Le samedi 17 août, la conférence n’aura pas lieu, mais c’est à un véritable «coup de Jarnac», au sens originel de l’expression, coup habile et inattendu, auquel nous assistons. Pas tout à fait inattendu, puisque annoncé dès jeudi sur Facebook, mais auquel beaucoup n’ont pas accordé l’importance revêtue.

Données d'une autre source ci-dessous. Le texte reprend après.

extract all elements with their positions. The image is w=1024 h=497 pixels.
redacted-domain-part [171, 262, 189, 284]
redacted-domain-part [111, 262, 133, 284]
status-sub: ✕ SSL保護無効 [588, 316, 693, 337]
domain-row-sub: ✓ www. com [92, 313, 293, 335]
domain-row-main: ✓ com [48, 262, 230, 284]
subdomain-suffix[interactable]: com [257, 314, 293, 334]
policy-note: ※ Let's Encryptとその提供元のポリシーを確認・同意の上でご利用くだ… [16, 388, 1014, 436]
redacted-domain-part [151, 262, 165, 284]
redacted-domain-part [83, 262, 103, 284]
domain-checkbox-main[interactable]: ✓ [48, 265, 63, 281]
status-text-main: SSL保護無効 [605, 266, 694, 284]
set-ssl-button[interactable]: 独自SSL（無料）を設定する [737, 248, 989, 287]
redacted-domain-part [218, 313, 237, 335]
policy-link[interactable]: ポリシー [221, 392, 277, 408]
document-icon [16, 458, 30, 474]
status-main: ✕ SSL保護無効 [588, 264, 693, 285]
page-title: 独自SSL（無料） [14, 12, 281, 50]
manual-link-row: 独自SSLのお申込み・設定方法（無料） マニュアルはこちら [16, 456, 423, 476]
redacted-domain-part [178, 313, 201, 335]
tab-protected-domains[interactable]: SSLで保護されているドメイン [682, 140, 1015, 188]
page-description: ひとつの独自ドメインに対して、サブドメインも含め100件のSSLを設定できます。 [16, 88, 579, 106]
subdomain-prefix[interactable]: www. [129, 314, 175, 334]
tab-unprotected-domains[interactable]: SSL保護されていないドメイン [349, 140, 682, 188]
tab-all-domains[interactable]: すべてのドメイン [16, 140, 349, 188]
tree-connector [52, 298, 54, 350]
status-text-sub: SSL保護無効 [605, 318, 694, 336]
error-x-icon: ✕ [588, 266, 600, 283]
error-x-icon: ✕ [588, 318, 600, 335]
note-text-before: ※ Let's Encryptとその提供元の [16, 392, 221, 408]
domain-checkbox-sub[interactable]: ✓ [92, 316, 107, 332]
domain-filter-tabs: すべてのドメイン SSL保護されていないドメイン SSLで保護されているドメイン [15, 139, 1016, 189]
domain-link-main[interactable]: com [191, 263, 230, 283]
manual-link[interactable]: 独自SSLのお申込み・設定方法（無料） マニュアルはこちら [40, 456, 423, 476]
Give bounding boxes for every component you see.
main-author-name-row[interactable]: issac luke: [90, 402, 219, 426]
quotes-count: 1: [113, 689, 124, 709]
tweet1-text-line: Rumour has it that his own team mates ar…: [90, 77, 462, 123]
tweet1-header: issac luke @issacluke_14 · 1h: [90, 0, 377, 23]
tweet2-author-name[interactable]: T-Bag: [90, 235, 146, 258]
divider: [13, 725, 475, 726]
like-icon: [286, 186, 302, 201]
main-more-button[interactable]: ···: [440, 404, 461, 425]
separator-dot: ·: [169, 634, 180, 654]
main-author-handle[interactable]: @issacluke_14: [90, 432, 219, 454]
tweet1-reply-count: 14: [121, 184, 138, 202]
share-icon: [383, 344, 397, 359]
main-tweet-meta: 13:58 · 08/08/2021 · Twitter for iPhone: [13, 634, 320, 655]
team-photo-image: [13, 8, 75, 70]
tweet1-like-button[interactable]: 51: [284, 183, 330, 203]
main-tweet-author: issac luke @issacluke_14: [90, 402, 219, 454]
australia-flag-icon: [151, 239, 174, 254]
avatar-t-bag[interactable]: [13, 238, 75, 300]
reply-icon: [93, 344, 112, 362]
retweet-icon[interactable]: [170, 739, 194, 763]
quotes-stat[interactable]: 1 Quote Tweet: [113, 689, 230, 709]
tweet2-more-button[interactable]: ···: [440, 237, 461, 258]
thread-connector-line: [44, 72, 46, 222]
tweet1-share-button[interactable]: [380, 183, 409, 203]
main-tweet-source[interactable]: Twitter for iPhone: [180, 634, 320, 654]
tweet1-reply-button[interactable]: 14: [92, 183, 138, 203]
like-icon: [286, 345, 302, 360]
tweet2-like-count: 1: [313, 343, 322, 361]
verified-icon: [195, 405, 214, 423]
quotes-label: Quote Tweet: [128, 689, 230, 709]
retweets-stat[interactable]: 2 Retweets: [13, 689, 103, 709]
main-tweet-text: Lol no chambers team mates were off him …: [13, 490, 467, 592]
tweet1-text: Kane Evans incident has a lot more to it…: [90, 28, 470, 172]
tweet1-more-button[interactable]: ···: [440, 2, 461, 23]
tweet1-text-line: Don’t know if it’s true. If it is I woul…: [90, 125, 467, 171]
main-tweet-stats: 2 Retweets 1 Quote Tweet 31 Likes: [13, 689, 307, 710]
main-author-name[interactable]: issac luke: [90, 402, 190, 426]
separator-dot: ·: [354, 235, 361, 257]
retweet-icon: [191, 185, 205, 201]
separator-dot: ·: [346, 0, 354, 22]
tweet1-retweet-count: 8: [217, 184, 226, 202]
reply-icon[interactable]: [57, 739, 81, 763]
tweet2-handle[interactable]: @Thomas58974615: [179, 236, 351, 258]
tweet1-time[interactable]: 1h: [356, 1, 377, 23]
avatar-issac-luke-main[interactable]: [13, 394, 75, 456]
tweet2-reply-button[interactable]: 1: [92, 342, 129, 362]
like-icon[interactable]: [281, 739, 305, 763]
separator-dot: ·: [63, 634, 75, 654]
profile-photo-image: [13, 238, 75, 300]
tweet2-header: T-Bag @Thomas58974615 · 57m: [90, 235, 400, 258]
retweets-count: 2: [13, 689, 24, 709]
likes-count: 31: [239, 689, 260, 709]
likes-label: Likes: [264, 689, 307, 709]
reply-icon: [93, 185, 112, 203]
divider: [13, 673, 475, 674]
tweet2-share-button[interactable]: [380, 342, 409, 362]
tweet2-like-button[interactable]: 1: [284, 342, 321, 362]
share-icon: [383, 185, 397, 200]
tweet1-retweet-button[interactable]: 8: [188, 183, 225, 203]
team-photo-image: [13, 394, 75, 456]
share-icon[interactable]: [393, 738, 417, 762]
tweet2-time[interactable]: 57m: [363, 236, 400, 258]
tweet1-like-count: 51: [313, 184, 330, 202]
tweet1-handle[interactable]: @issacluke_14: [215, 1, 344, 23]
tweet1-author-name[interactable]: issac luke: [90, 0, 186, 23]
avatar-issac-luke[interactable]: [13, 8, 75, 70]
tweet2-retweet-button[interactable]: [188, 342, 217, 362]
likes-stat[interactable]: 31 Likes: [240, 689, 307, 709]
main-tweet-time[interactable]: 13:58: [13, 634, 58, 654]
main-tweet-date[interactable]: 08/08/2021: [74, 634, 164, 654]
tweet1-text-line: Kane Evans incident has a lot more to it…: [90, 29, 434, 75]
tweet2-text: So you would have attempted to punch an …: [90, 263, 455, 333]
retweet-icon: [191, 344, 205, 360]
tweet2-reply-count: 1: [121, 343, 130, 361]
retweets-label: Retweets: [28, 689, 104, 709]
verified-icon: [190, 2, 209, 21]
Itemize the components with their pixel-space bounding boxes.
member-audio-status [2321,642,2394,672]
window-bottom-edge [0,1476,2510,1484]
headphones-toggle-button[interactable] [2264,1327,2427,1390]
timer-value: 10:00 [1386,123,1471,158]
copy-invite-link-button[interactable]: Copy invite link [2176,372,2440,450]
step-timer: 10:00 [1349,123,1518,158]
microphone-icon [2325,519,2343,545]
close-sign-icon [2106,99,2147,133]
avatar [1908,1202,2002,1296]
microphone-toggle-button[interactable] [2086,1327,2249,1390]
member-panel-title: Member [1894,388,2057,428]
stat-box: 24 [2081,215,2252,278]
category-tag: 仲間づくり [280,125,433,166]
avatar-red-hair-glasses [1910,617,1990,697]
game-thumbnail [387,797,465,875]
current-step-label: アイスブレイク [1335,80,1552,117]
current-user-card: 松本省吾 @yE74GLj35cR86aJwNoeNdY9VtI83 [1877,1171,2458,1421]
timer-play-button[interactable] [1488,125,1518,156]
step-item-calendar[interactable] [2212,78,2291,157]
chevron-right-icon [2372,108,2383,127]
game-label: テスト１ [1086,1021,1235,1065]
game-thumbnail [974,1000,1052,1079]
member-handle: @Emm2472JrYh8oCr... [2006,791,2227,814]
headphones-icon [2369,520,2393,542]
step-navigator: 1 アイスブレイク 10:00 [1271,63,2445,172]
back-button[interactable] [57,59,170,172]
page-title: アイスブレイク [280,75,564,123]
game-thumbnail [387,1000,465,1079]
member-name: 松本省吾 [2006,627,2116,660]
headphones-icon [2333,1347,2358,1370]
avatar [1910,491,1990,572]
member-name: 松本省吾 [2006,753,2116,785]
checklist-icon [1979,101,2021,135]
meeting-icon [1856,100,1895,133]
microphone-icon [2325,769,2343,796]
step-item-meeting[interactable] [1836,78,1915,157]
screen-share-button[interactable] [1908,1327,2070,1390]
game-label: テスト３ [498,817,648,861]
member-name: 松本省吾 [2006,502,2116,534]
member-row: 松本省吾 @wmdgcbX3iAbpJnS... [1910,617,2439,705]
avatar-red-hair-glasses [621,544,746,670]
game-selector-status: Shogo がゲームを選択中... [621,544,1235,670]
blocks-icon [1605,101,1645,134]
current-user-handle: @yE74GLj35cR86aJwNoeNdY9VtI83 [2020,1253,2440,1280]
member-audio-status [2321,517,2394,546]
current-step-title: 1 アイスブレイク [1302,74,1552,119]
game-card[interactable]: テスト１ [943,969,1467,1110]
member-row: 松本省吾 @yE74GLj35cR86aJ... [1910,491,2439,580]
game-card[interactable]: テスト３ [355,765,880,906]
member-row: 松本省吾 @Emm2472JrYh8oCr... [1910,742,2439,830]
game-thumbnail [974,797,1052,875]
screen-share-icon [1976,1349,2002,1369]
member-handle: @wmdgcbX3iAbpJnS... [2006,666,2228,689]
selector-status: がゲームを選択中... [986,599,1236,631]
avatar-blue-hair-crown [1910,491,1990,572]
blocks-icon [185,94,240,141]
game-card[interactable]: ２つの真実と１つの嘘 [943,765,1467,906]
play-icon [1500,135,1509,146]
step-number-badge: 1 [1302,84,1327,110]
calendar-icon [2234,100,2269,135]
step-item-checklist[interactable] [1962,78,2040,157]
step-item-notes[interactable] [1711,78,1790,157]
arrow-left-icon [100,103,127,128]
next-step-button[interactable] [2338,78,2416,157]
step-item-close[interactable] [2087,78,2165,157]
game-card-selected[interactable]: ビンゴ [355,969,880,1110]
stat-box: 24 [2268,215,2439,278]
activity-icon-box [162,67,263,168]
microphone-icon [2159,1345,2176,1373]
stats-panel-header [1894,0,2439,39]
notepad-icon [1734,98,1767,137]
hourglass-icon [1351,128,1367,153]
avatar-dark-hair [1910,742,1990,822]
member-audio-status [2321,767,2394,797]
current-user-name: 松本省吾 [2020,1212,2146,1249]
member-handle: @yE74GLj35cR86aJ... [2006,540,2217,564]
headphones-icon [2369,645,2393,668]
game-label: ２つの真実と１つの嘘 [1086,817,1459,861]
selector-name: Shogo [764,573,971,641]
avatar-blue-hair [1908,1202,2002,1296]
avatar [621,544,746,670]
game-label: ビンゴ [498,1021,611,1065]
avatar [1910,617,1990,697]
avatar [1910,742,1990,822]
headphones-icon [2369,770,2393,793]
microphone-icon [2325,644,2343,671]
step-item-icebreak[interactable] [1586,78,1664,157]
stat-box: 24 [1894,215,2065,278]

La cinquantaine d’étudiants qui ont investi la conférence d’installation des sages du panel a eu un effet galvanisateur aussi bien sur les étudiants que sur les citoyens lambda, malgré un black-out systématique des médias lourds notamment, dont certains ont osé la diffamation en accusant une association de jeunesse d’être derrière l’action «coup de poing». Pour certains décideurs, il est impensable d’avouer qu’il s’agit-là d’une action d’étudiants réfléchie. Quant au jeune étudiant Samy, il n’a pas fini de subir sur les réseaux sociaux des attaques en règles. La rançon de la gloire ? Plutôt celle de l’affront qui passe mal…

… Et défi d’organisation
L’action des étudiants de ce samedi a incontestablement boosté le moral des troupes. Ce mardi risque d’être davantage mobilisateur. La contestation estudiantine est désormais montée de plusieurs crans. C’est la première fois que le Hirak opère une sorte de corps-à-corps avec le panel. Sans effusion. Mais avec beaucoup d’énergie et de conviction. Qu’importe si la frilosité des uns et des autres a quelque peu minimisé l’événement. Samy est désormais une icône du mouvement étudiant et ses camarades de véritables héros aux yeux de leurs pairs et du Hirak.
Mais au-delà de ce que d’aucuns nommeraient un «happening», il y a la réalité du mouvement et les défis auxquels il sera confronté dans les jours, voire les semaines à venir. Des défis auxquels il faudrait apporter des éléments de réponses probants, s’agissant particulièrement de la nécessité vitale d’organiser et de structurer le mouvement étudiant avec l’objectif de parvenir, non pas à une énième organisation estudiantine qui, objectivement, ne semble pas être à l’ordre du jour, mais, comme le proposent certains étudiants, «à des coordinations de comités par région, puis à l’aboutissement d’un conseil national des coordinations sur la base de revendications minimales, suffisamment consensuelles pour rassembler les étudiants, à la fois autour de revendications socio-pédagogiques et démocratiques, mais aussi de sortie de crise». Une feuille de route des étudiants, oui ! Mais avec leur assentiment.
On annonce un septembre chaud. Explosif. Le Hirak populaire et le Hirak estudiantin ont rendez-vous avec l’histoire. Celle de l’Algérie. De son avenir et celui de ses enfants.
Dans le cheminement du mouvement estudiantin algérien, il n’existe malheureusement pas de contiuum à même de valoriser les expériences passées. Chaque phase de la vie du mouvement étudiant a gardé son histoire, ses valeurs, son savoir-faire et ses expériences pour elle-même. Les historiens ont peu ou prou investi et défriché cette question. Et le peu d’études sur la question reste inaccessible, voire presque ésotérique. Il est peut-être temps d’y remédier avec un Hirak qui opère selon un ou des cycles d’accélération temporelle avec des bonds historiques qualitatifs tels, qu’une expérience de la dimension d’une révolution populaire peut accumuler en six mois l’équivalent cognitif de prise de conscience, de maturité politique et de savoir-faire de vingt ans d’apprentissage linéaire. Les étudiants et le Hirak sont-ils prêts à opérer ses bonds ? Tout porte à le croire désormais.